L’Italia, terra di bellezze artistiche, buona cucina e… criminali che sembrano usciti da una serie TV di successo. È difficile non restare affascinati, quasi ammirati, dalla capacità di alcuni di sfuggire alla giustizia per decenni. Quattro di loro, sì, ben quattro connazionali, sono stati inclusi nella lista dei 57 super-ricercati d’Europa. Giovanni Motisi, Domenico Bellantoni, Vincenzo Parisi e Renato Cinquegranella: un poker d’assi del crimine che farebbe impallidire persino i protagonisti di un romanzo di Ellroy.

Vediamo di scoprire chi sono questi fenomeni da baraccone – perché, ammettiamolo, c’è un pizzico di sarcasmo da riservare a chi riesce a diventare “leggenda” con le mani sporche di sangue.

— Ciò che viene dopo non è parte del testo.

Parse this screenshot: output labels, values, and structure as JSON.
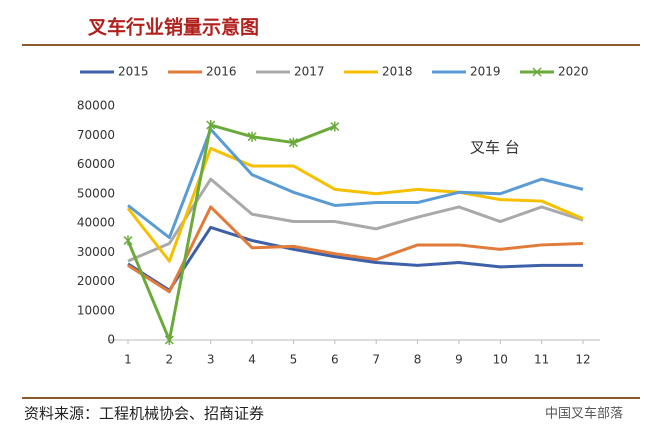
{
  "chart_data": {
    "type": "line",
    "title": "叉车行业销量示意图",
    "annotation": "叉车 台",
    "source": "资料来源：工程机械协会、招商证券",
    "watermark": "中国叉车部落",
    "categories": [
      "1",
      "2",
      "3",
      "4",
      "5",
      "6",
      "7",
      "8",
      "9",
      "10",
      "11",
      "12"
    ],
    "ylim": [
      0,
      80000
    ],
    "yticks": [
      0,
      10000,
      20000,
      30000,
      40000,
      50000,
      60000,
      70000,
      80000
    ],
    "grid": false,
    "series": [
      {
        "name": "2015",
        "color": "#3e60a8",
        "values": [
          26000,
          17000,
          38500,
          34000,
          31000,
          28500,
          26500,
          25500,
          26500,
          25000,
          25500,
          25500
        ]
      },
      {
        "name": "2016",
        "color": "#e07b39",
        "values": [
          25500,
          16500,
          45500,
          31500,
          32000,
          29500,
          27500,
          32500,
          32500,
          31000,
          32500,
          33000
        ]
      },
      {
        "name": "2017",
        "color": "#a9a9a9",
        "values": [
          27000,
          33000,
          55000,
          43000,
          40500,
          40500,
          38000,
          42000,
          45500,
          40500,
          45500,
          41000
        ]
      },
      {
        "name": "2018",
        "color": "#f5c000",
        "values": [
          45000,
          27000,
          65500,
          59500,
          59500,
          51500,
          50000,
          51500,
          50500,
          48000,
          47500,
          41500
        ]
      },
      {
        "name": "2019",
        "color": "#5a9bd5",
        "values": [
          46000,
          35000,
          72000,
          56500,
          50500,
          46000,
          47000,
          47000,
          50500,
          50000,
          55000,
          51500
        ]
      },
      {
        "name": "2020",
        "color": "#6aaa3a",
        "marker": "x",
        "values": [
          34000,
          0,
          73500,
          69500,
          67500,
          73000,
          null,
          null,
          null,
          null,
          null,
          null
        ]
      }
    ]
  }
}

Giovanni Motisi, alias ‘u pacchiuni: il fantasma di Palermo

Classe 1958, Giovanni Motisi è un nome che risuona nelle viscere della malavita siciliana. Conosciuto come ‘u pacchiuni – “il grasso” – il suo soprannome non lascia molto spazio all’immaginazione. Killer di fiducia del fu Totò Riina, la sua carriera criminale è una sequenza di omicidi e sparizioni degne di un thriller hollywoodiano.

Scomparso dal 1998, si dice che abbia partecipato all’ultima festa di compleanno della figlia, dove pare che le pareti fossero coperte da lenzuola bianche per nascondere il luogo. Ma attenzione: l’arte del mimetismo non finisce qui. Le autorità hanno perfino dovuto utilizzare la tecnologia di “age progression” per immaginare come potrebbe apparire oggi. Insomma, una specie di Picasso digitale, ma al servizio della giustizia.

Qualcuno sospetta che sia morto, altri lo collocano in Francia, magari a sorseggiare un caffè in un bistrot parigino. Certo è che, nonostante tutti questi anni, resta una delle figure più misteriose di Cosa Nostra.

Domenico Bellantoni, detto Mburia: un curriculum da film horror

Se pensate che 1998 sia lontano, preparatevi: Domenico Bellantoni, alias Mburia, è latitante dal 1971. Avete letto bene: cinquantatré anni di fuga. Era l’anno dello sbarco sulla Luna, tanto per capirci.

Mburia, killer della ‘ndrangheta e affiliato ai Piromalli, è una figura tanto inquietante quanto grottesca. Non si è limitato ad accumulare omicidi nel curriculum; no, ha trovato il tempo anche per episodi agghiaccianti come lo sfruttamento di una minorenne costretta a prostituirsi a Rosarno. Un predatore che ha fatto della sua assenza una presenza costante nella lista dei più pericolosi d’Europa.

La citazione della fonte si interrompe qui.